Bersama Sapardi Djoko Damono, Al-Azhar, Tan Lioe Ie, dan lain-lain

Lembaga Kajian Kebudayaan Akar Indonesia (LK2AI) mengadakan peluncuran buku puisi menguak negeri airmata: nadi hang tuah bertempat di Amphitheater, Taman Budaya Yogyakarta, Sabtu, 10 April 2010 mulai pukul 19.00 WIB. Buku setebal 300 halaman yang diterbitkan Akar Indonesia tahun 2010 itu, merupakan karya Abdul Kadir Ibrahim (Akib), seorang penyair Indonesia kelahiran Natuna, dan sekarang bermukim di Tanjungpinang, Propinsi Kepulauan Riau (Kepri).

Acara terbuka untuk umum dan gratis tersebut, akan diisi diskusi sastra oleh Prof. Dr. Sapardi Djoko Damono, sastrawan yang juga guru besar Fakultas Sastra UI dan Al Azhar, budayawan Melayu Riau, dipandu sastrawan Joni Ariadinata. Selain itu, Walikota Tanjungpinang, Hj. Suryatati A. Manan dan tokoh pers Riau yang juga seorang pengarang, Rida K. Liamsi, akan hadir sebagai pembanding.

Kegiatan ini disemarakkan pembacaan dan musikalisasi puisi yang menampilkan Bambang Darto, Iman Rohmansyah, Hoesnizar Hood, Tan Lioe Ie, kelompok Sobaya dan Abdul Kadir Ibrahim sendiri. Mereka akan membacakan dan menggubah puisi-puisi Akib yang kaya khazanah Melayu, dengan tipografi yang unik, mengingatkan konsepsi “puisi mantra” Sutardji Calzoum Bachri, meski memiliki capaian masing-masing, sebagaimana juga Ibrahim Sattah, penyair Riau lainnya. Uniknya lagi, dalam berbagai kesempatan Akib menulis puisinya dengan aksara Arab-Melayu atau aksara pegon yang sudah mulai punah, karena itu sejumlah puisi beraksara “Arab gundul” itu tetap dipertahankan di dalam buku yang diluncurkan.

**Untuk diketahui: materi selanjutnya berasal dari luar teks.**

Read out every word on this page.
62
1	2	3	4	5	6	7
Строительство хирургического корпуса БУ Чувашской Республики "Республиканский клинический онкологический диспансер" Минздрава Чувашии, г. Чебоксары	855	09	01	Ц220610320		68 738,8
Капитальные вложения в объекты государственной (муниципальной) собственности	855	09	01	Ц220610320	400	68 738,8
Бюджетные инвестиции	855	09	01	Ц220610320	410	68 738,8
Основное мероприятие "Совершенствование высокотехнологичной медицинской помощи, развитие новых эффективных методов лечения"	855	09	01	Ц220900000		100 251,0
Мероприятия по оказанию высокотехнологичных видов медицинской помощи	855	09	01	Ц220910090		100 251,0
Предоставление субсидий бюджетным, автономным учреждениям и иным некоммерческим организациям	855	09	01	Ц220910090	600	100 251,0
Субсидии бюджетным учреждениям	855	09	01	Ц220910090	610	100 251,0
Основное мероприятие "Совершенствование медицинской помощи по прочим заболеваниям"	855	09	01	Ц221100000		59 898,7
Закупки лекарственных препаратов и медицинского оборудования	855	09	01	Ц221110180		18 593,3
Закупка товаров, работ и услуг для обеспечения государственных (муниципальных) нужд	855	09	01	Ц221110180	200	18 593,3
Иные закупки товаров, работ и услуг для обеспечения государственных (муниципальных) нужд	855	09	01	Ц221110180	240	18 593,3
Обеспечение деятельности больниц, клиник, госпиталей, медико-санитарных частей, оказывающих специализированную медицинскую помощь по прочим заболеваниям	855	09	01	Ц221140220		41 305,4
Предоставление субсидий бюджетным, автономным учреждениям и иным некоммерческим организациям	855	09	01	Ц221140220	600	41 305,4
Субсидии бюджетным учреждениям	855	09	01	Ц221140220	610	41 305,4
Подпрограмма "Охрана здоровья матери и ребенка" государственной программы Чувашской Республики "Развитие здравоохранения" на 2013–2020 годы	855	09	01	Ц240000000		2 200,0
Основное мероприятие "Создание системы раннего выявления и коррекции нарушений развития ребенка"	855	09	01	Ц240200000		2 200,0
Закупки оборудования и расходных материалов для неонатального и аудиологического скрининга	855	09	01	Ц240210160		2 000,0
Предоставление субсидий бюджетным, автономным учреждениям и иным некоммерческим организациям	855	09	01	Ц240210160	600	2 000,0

Menurut Nur Wahida Idris, ketua penerbit Akar dan salah seorang panitia, kegiatan ini sengaja dilaksanakan pada bulan April karena sekaligus ditujukan memperingati hari wafatnya Chairil Anwar. Selain itu, juga untuk mengumumkan di hadapan publik Yogyakarta bahwa Tanjungpinang yang terpilih sebagai tuan rumah Temu Sastrawan Indonesia (TSI) III, siap melaksanakan event tersebut bulan Oktober mendatang.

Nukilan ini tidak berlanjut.